Die Regisseurin Simone Dede Ayivi warf der Veranstaltung deshalb schon im Vorfeld Eierschaukelei und Sensationsgeilheit vor, zudem erreiche Theater einfach nicht so viele Leute, wie Theaterleute denken. Oder eben nur die immer gleiche Blase.
Der Livestream wurde indes mehr als 100.000 Mal auf Youtube abgerufen und von 40 Theatern, Opernhäuser, Festivals und Kultureinrichtungen in ganz Deutschland verbreitet. Begreift sich das Theater weiterhin als Agora, als Versammlungsplatz der Menschen einer Stadt, ist die Bühne genau der richtige Ort, um die Feinde der offenen Gesellschaft zu decouvrieren.
Immer wieder stellen sich die Schauspieler als österreichischer Identitärer Martin Sellner oder AfD-Bundestagsabgeordnete Gerrit Huy vor, nur um sich anschließend zu korrigieren: Sie stellten nur eine Bühnenfigur jenes Namens dar. So erfüllt das Berliner Ensemble in einem Schwung die ästhetischen Anforderungen seines Gründers Bert Brecht und die juristischen Anforderungen des Presserechts.
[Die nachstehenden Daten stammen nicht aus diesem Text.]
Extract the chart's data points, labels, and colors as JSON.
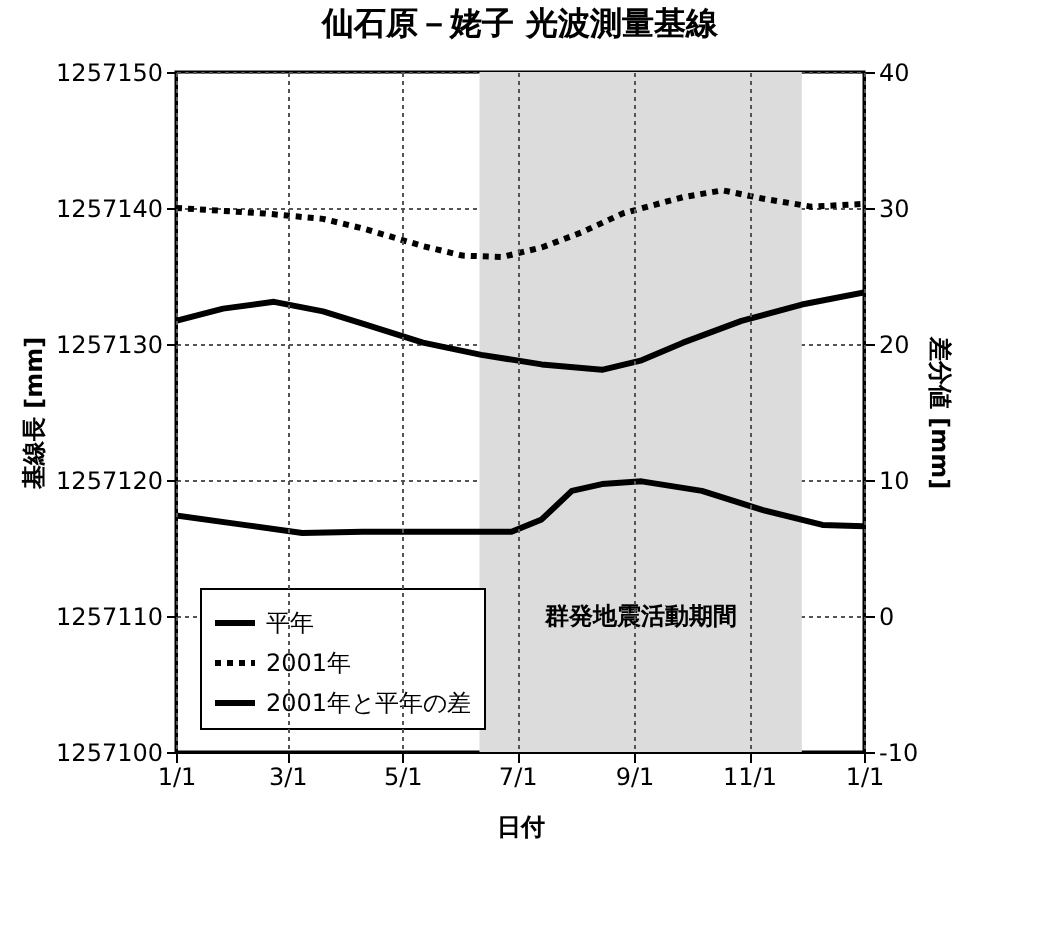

Trotz der Distanzierungen wirken die Aussagen der Forumsteilnehmer von der Bühne gesprochen noch erschreckender als im Reportagetext. 25 Millionen Menschen, davon 15 Millionen deutsche Staatsangehörige, müsse man „zurücksiedeln“, zitiert Bühnenfigur Sellner die Überschlagsrechnung eines AfD-Mitglieds. Und der „gewaltbereite Neonazi Mario Müller“ beschreibt – das ist der eigentliche Scoop des Abends –, wie er als wissenschaftlicher Mitarbeiter eines AfD-MdBs Geheiminformationen sammelt, um nach Gestapo-Art systematische Hetze auf Antifaschisten zu ermöglichen.
Am Ende bilanziert Veit Schubert: „Die Zerstörung der Demokratie ist im Gange. Sie passiert. Jetzt. Aber wir lassen uns unsere Demokratie nicht kaputt machen.“ Anschließend zeigt die Leinwand zeigt Bilder einer Demonstration gegen rechts. Ist es Köln, Berlin? Egal: das Publikum im Theatersaal fällt in den Chor der Masse mit ein: „Alle zusammen gegen die Faschisten!“ Geschmacksfragen beiseite, nur darauf kommt es jetzt an.